Angelica è un’ebrea nata a Roma, ha 50 anni, vive in un kibbutz dell’Alta Galilea, è sposata con Yehuda, professore di matematica, hanno quattro figli. Samar, 47 anni, è un’araba cristiana palestinese, non è sposata, vive a Betania, un villaggio alla periferia di Gerusalemme, dove ha aperto una casa-famiglia per giovani in difficoltà. Angelica e Samar si sono incontrate anni fa, riconoscendosi subito "sorelle" anche se tutto le divide, la religione, l’origine, un annoso conflitto tra i loro due popoli ora separati pure dal muro. Insieme hanno dato vita a iniziative di dialogo e convivenza che le hanno rese famose anche fuori dalla loro terra. Ed ecco l’ultima.

Il progetto di Angelica e Samar si chiama "Pane per la pace". Donne israeliane e palestinesi, ebree, musulmane, cristiane, e c’è già anche l’adesione di molti uomini, s’incontreranno per compiere insieme il rito più semplice e quotidiano della famiglia umana: impastare il pane, cuocerlo, spezzarlo e consumarlo intorno alla stessa tavola. È stata scelta come simbolica la data dell’8 aprile, perché fu l’8 febbraio scorso che il primo ministro israeliano Ariel Sharon e il presidente dell’Autorità palestinese Abu Mazen si sono stretti la mano, primo passo verso una pacificazione. Il pane verrà preparato anzitutto a Betania, luogo anch’esso simbolico, infatti fu a Betania che Gesù risuscitò Lazzaro dai morti. E poi a Nahariya per il Nord, a Natanya per il Centro, a Tel Aviv e Gerusalemme per chi ci abita e per coloro che verranno dall’estero.

Si capisce che tutto questo ha bisogno di un’organizzazione complicata, permessi per far viaggiare le corriere da una parte all’altra, fondi, impegno a spiegare e diffondere il senso della giornata. Angelica e Samar si sono rivolte alla deputata del parlamento israeliano Yuli Tamir, che si è presa l’incarico dei permessi, e ora è portavoce e responsabile ufficiale dell’iniziativa. E hanno poi ottenuto il patrocinio di Anna De Bernardin, ambasciatrice d’Italia in Israele, che ha messo in moto le sue conoscenze. In questi giorni, Angelica e Samar sono in Italia per informare sulla giornata del "Pane per la pace". Purtroppo, proprio qui da noi hanno incontrato una chiusura perlomeno sorprendente.

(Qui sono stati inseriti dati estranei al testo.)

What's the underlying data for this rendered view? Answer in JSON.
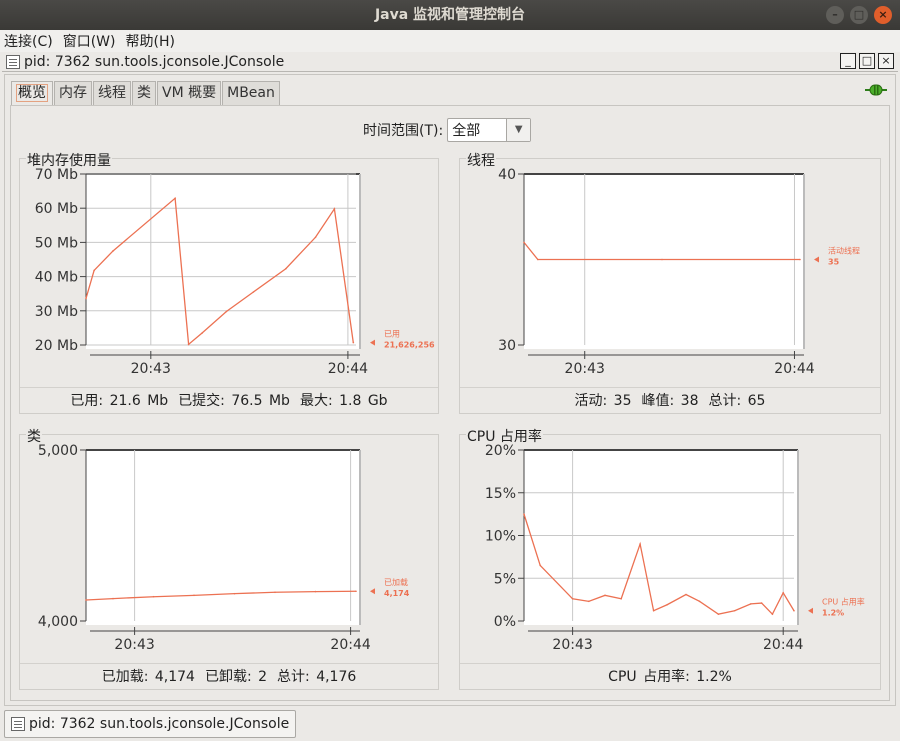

È successo all’Università di Bologna, facoltà di Lettere, dove le due amiche avrebbero dovuto tenere una conferenza dal titolo: "Sotto lo stesso cielo, impossibile convivenza?". Ma l’incontro è stato cancellato. Il pretesto era che, qualche giorno prima, un gruppo di studenti dell’Università di Firenze aveva duramente contestato l’ambasciatore israeliano in Italia Ehud Gol, impedendogli di parlare, e così anche a Bologna si temevano incidenti.

È incredibile che dei giovani abbiano avuto paura di due donne che avrebbero parlato di speranza. E fa tristezza pensare al rifiuto del dialogo da parte di menti e cuori di ragazzi, che dovrebbero essere illuminati dalla generosità e non intristiti dalla diffidenza.

Meglio tornare al semplice, rassicurante dono del pane da spezzare insieme. La lettera con cui Angelica e Samar mi hanno raccontato della loro iniziativa finisce così: «In Palestina come in Israele le lacrime hanno lo stesso amaro sapore, e il pane ha lo stesso dolce sapore, a Tel Aviv come a Ramallah».